How Healthy Are Your Trees?

How to spot danger signs and potential problems.

In this story posted on HGTVGardens.com, author Jeff Stafford uses information supplied by Davey Tree to inform homeowners of the possible signs of hazardous trees. Read the story below or go here to see it as it was posted on their site.

Posted on May 29, 2013.

By Jeff Stafford

Now that spring is almost over and most trees have their new leaves, it is an ideal time to check the health of everything growing in your yard. After looking over a checklist from the arborists at the professional tree company Davey on potential problems that can affect your trees, I have highlighted some of the most common danger signs that are visible to the eye.

Tree Doc 1CIdentify any dead limbs or branches on your trees and remove them. You never know when a sudden thunderstorm with high winds could occur and turn dead wood into dangerous flying debris. 

Do you notice any signs of decay in your trees? For example, an open cavity in a tree’s trunk could indicate a weak spot in the structure. The presence of fungus on a tree’s surface could indicate a developing problem with a variety of wood rot fungi: white rots, brown rots and soft rots. All of these break down the cellulose and hemicellulose in wood and are a typical problem with old, aging trees.

Cracks or deep splits in the tree bark could mean your tree is experiencing internal or external damage. While fissures in the bark may be normal for some trees like Douglas fir, visible cracks in the wood, especially the trunk, should be analyzed by a professional arborist to see if the tree can be preserved or if it needs to be removed.

Another problem to look for are localized dead areas on your trees known as cankers. These can appear anywhere—on the trunk of the tree or branches or even twigs—and are most common on injured or stressed trees. Cankers can be caused by numerous factors such as environmental damage (frost, sunburn), physical damage (lawn mower), insects, bacteria or chemical injury.

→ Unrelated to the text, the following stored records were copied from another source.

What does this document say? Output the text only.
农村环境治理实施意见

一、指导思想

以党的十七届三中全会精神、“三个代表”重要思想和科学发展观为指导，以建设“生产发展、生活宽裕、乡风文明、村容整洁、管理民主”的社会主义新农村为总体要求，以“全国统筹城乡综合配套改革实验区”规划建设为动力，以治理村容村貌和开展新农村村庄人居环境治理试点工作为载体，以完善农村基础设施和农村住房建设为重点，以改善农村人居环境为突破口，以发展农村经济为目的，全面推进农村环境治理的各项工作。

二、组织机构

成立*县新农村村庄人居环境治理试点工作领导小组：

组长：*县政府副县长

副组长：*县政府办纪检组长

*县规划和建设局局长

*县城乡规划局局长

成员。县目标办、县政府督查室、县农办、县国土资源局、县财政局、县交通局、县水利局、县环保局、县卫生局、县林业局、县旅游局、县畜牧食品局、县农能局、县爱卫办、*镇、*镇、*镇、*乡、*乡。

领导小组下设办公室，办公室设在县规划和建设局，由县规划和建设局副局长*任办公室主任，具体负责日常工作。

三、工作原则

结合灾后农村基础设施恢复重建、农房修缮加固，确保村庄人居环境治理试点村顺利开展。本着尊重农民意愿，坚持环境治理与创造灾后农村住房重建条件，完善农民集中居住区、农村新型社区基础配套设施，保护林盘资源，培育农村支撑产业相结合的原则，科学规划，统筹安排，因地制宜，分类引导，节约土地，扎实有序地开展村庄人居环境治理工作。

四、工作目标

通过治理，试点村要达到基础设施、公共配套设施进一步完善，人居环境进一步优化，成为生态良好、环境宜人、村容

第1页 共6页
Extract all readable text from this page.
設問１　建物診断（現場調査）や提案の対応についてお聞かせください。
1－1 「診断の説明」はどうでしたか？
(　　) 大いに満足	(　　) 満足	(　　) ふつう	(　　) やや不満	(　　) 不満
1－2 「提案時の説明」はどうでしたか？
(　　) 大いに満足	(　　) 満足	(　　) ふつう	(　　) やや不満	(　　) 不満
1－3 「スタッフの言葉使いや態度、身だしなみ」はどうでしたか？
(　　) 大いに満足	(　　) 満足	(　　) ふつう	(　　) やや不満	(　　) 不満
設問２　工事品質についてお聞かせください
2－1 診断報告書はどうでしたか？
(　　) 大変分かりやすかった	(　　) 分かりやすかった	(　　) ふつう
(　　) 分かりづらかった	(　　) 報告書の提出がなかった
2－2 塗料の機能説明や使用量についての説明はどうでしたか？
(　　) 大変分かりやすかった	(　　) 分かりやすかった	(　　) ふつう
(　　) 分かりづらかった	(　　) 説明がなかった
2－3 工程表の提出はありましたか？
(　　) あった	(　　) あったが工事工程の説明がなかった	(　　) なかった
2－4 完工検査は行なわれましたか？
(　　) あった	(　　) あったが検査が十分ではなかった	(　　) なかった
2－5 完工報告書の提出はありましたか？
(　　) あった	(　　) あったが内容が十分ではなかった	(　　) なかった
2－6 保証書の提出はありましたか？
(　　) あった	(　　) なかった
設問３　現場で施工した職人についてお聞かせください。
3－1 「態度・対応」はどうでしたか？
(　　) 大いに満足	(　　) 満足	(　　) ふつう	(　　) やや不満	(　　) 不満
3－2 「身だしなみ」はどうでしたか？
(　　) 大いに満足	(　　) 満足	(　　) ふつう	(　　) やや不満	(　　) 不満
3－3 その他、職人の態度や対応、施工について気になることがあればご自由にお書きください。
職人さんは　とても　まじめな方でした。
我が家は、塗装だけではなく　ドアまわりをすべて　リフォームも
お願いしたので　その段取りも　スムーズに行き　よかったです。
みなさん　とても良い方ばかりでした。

Heavy canopies in your trees need to be evaluated. Thick foliage and excessively dense limbs stand the risk of breakage during high winds and storms. Annual pruning and maintenance of these top heavy tree areas can minimize potential damage to your home and property.

Trees with unusual architecture or unnatural growing patterns such as leaning to one side could be another trouble sign. The problems are usually related to root growth or soil and drainage conditions but can often be corrected through pruning, soil reconfiguration or staking and guying the tree for support.

Be on the lookout for weak branch unions in your trees. This occurs when two or more branches grow together so closely that bark forms between the branches and creates a union that does not have the structural strength of wood. These weak attachments, which usually form in a V shape, are susceptible to splitting and can damage your tree.

Some trees are weakened or damaged by problems affecting the roots. This could be caused by a number of reasons from poor drainage to an excess of exposed surface roots that restrict the distribution of nutrients. Trees planted too close to pavement, building foundations or underground pipes can also cause problems for the root systems.

Not all of the problems that affect trees are visible but the above list is a fairly common check list of danger signs that demand your attention. The easiest way to handle any potential tree crisis is to contact a professional arborist and have them assess the situation.